Was heißt hier: Idole?! Stephen Scott zählt eine ganze Reihe großer Namen auf, Herbie Hancock, Bud Powell, Wynton Kelly. Und immer wieder: Thelonious Monk. "Er war definitiv das Erste, was mich zur Musik zog. Ich hörte Monk und sagte: Das könnte ein Anfang für mich sein. Und das war es auch und ist es immer noch." Gelernt hat er von dem großen Einzelgänger die Freiheit im Umgang mit den Harmonien und der Time - Clusters, Anschlag, atmende Räume -, doch wie ein Monk-Klon klingt Scott nie. Sein Spiel hat den gewissen Swing eines Wynton Kelly, die Flüssigkeit eines Bud Powell, die Unberechenbarkeit eines Herbie Hancock. Scott ist ein Pianist, der spontane Einfälle beim Spielen weiterspinnt und daraus stringente Meisterwerke schafft: ein Vulkan an Originalität.

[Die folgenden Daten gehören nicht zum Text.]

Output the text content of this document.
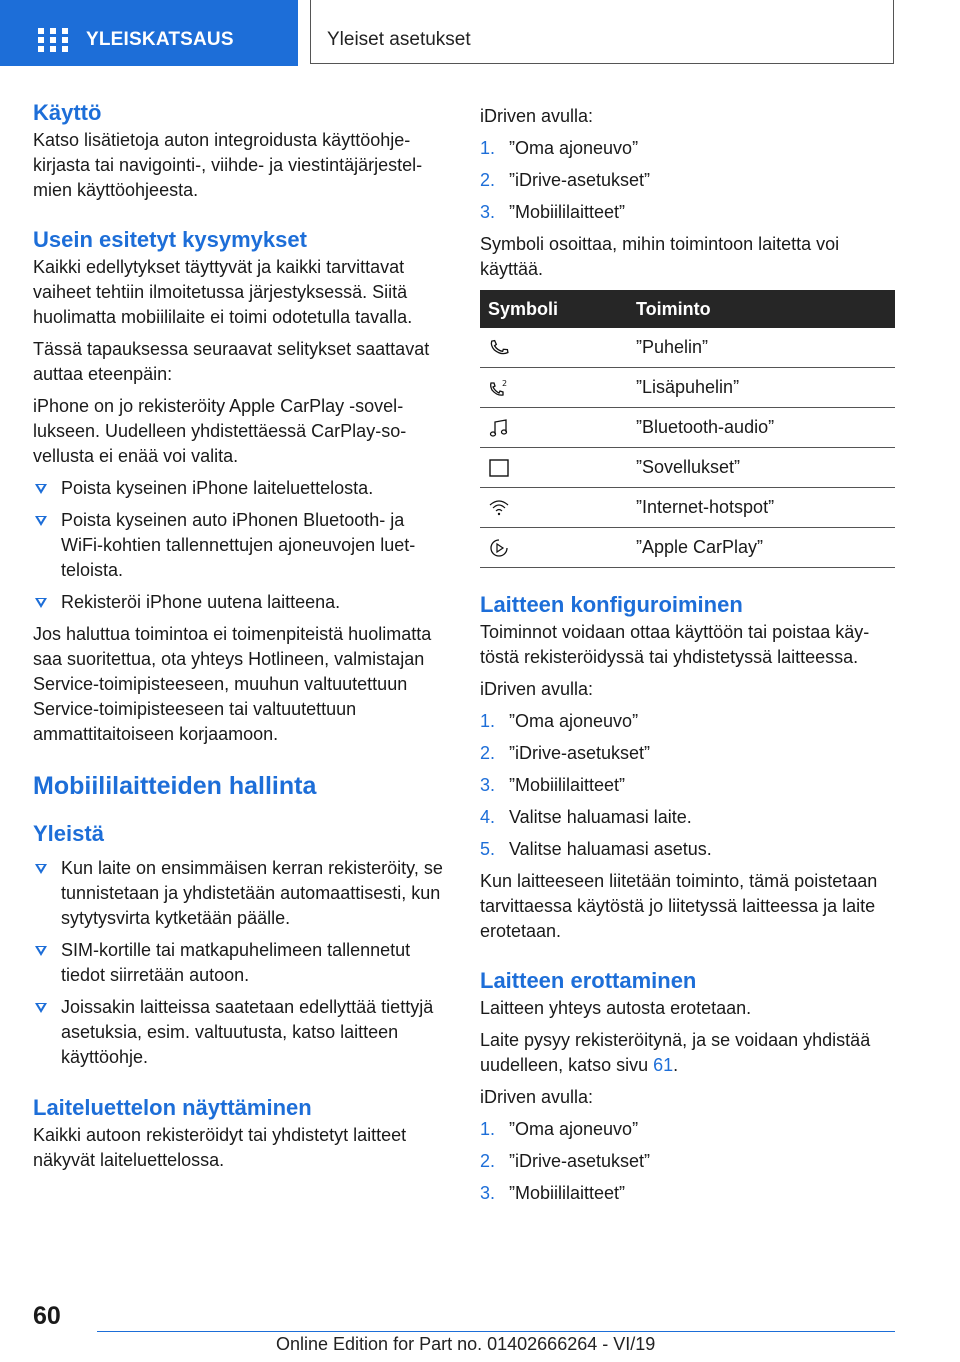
YLEISKATSAUS	Yleiset asetukset
Käyttö

Katso lisätietoja auton integroidusta käyttöohjekirjasta tai navigointi-, viihde- ja viestintäjärjestelmien käyttöohjeesta.

Usein esitetyt kysymykset

Kaikki edellytykset täyttyvät ja kaikki tarvittavat vaiheet tehtiin ilmoitetussa järjestyksessä. Siitä huolimatta mobiililaite ei toimi odotetulla tavalla.

Tässä tapauksessa seuraavat selitykset saattavat auttaa eteenpäin:

iPhone on jo rekisteröity Apple CarPlay -sovellukseen. Uudelleen yhdistettäessä CarPlay-sovellusta ei enää voi valita.

Poista kyseinen iPhone laiteluettelosta.
Poista kyseinen auto iPhonen Bluetooth- ja WiFi-kohtien tallennettujen ajoneuvojen luetteloista.
Rekisteröi iPhone uutena laitteena.

Jos haluttua toimintoa ei toimenpiteistä huolimatta saa suoritettua, ota yhteys Hotlineen, valmistajan Service-toimipisteeseen, muuhun valtuutettuun Service-toimipisteeseen tai valtuutettuun ammattitaitoiseen korjaamoon.

Mobiililaitteiden hallinta
Yleistä
Kun laite on ensimmäisen kerran rekisteröity, se tunnistetaan ja yhdistetään automaattisesti, kun sytytysvirta kytketään päälle.
SIM-kortille tai matkapuhelimeen tallennetut tiedot siirretään autoon.
Joissakin laitteissa saatetaan edellyttää tiettyjä asetuksia, esim. valtuutusta, katso laitteen käyttöohje.
Laiteluettelon näyttäminen

Kaikki autoon rekisteröidyt tai yhdistetyt laitteet näkyvät laiteluettelossa.

iDriven avulla:

1. ”Oma ajoneuvo”
2. ”iDrive-asetukset”
3. ”Mobiililaitteet”

Symboli osoittaa, mihin toimintoon laitetta voi käyttää.

Symboli	Toiminto
	”Puhelin”

2	”Lisäpuhelin”
	”Bluetooth-audio”
	”Sovellukset”
	”Internet-hotspot”
	”Apple CarPlay”
Laitteen konfiguroiminen

Toiminnot voidaan ottaa käyttöön tai poistaa käytöstä rekisteröidyssä tai yhdistetyssä laitteessa.

iDriven avulla:

1. ”Oma ajoneuvo”
2. ”iDrive-asetukset”
3. ”Mobiililaitteet”
4. Valitse haluamasi laite.
5. Valitse haluamasi asetus.

Kun laitteeseen liitetään toiminto, tämä poistetaan tarvittaessa käytöstä jo liitetyssä laitteessa ja laite erotetaan.

Laitteen erottaminen

Laitteen yhteys autosta erotetaan.

Laite pysyy rekisteröitynä, ja se voidaan yhdistää uudelleen, katso sivu 61.

iDriven avulla:

1. ”Oma ajoneuvo”
2. ”iDrive-asetukset”
3. ”Mobiililaitteet”
60
Online Edition for Part no. 01402666264 - VI/19
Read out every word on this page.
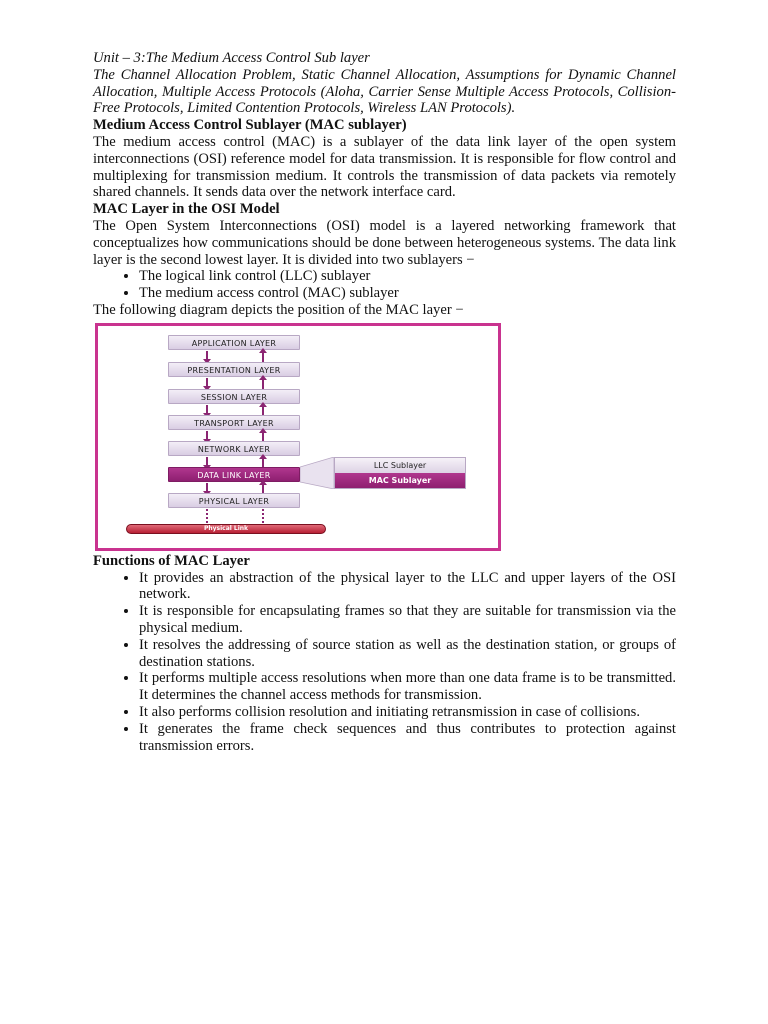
Unit – 3:The Medium Access Control Sub layer

The Channel Allocation Problem, Static Channel Allocation, Assumptions for Dynamic Channel Allocation, Multiple Access Protocols (Aloha, Carrier Sense Multiple Access Protocols, Collision-Free Protocols, Limited Contention Protocols, Wireless LAN Protocols).

Medium Access Control Sublayer (MAC sublayer)

The medium access control (MAC) is a sublayer of the data link layer of the open system interconnections (OSI) reference model for data transmission. It is responsible for flow control and multiplexing for transmission medium. It controls the transmission of data packets via remotely shared channels. It sends data over the network interface card.

MAC Layer in the OSI Model

The Open System Interconnections (OSI) model is a layered networking framework that conceptualizes how communications should be done between heterogeneous systems. The data link layer is the second lowest layer. It is divided into two sublayers −

• The logical link control (LLC) sublayer
• The medium access control (MAC) sublayer

The following diagram depicts the position of the MAC layer −

APPLICATION LAYER
PRESENTATION LAYER
SESSION LAYER
TRANSPORT LAYER
NETWORK LAYER
DATA LINK LAYER
PHYSICAL LAYER
LLC Sublayer
MAC Sublayer
Physical Link

Functions of MAC Layer

• It provides an abstraction of the physical layer to the LLC and upper layers of the OSI network.
• It is responsible for encapsulating frames so that they are suitable for transmission via the physical medium.
• It resolves the addressing of source station as well as the destination station, or groups of destination stations.
• It performs multiple access resolutions when more than one data frame is to be transmitted. It determines the channel access methods for transmission.
• It also performs collision resolution and initiating retransmission in case of collisions.
• It generates the frame check sequences and thus contributes to protection against transmission errors.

Bei Cyrus Chestnut waren die prägenden Einflüsse von anderer Art: Sein Vater führte ihn schon früh in die europäische Klassik ein. "In meinen ersten Jahren am Klavier spielte ich Beethoven, Brahms und Mozart, später arbeitete ich mich zu Debussy und Schumann vor. Als ich den Jazz entdeckte, begann ich gegen all das ein wenig zu rebellieren: Ich wollte unbedingt Bebop spielen und lernen, wie man swingt." Inzwischen weiß Cyrus Chestnut beide Welten miteinander zu versöhnen: Ein swingendes Uptempo bekommt bei ihm die Dichte einer mehrstimmigen Invention, der Blues erinnert ein wenig an ein romantisches Notturno, und die Fats-Waller-Hommage hat dissonante Strawinsky-Ecken. "Das ist für mich der größte Spaß und die größte Herausforderung, beim Spielen alle Karten auf den Tisch zu legen: Klassik, Gospel, Jazz."

Ähnlich seinem zeitweiligen Mentor Wynton Marsalis taucht Chestnut gerne tief in die Vergangenheit des Jazz - auf der Suche nach Modernismen, die von der raschen Entwicklung dieser Musik vergessen und weggespült wurden. "Ich greife manchmal alte Dinge auf, die mir neu vorkommen, aber ich wiederhole nicht die Vergangenheit, ich interpretiere sie." In Chestnuts Musik gibt es Elemente des Ragtime und des Stride-Pianos, die widerstandslos mit Bebop-Läufen oder Bach-Anklängen verschmelzen: Die Schubladen der Klaviermusik werden neu geordnet. Und immer ist da eine Leichtigkeit und Heiterkeit, die am ehesten noch an Oscar Peterson erinnert: Wie diesem gelingt es Chestnut, klassische Klaviertechnik in den Jazz zu übertragen, ohne in leeren Formeln zu erstarren.

Stephen Scotts Ausgangspunkt mag moderner sein, die Haltung ist dieselbe: Nicht die Vergangenheit wiederholen, sondern Tradition interpretieren. "Was kann ich einem Meisterwerk hinzufügen? Wenn ich einen Standard hernehme, will ich herausfinden, was man Neues mit ihm anstellen kann, ohne der Musik Gewalt anzutun. Ich möchte mich und das Publikum dazu provozieren, einmal genau hinzuhören." Eine seiner schönsten Platten machte Scott im Trio mit Roy Hargrove und Christian McBride: eine höchst lebendige Charlie-Parker-Hommage ganz ohne Saxophon und Schlagzeug. "Das Konzept hieß: spontan sein, einander herausfordern, etwas Taufrisches produzieren. Es hätte keinen Sinn gehabt, die Musik genauso zu spielen, wie es Bird tat." Das ist es, was die Älteren an ihm schätzen: Scott hat Tradition in jedem Finger, aber die Finger gehorchen nur seiner Eingebung.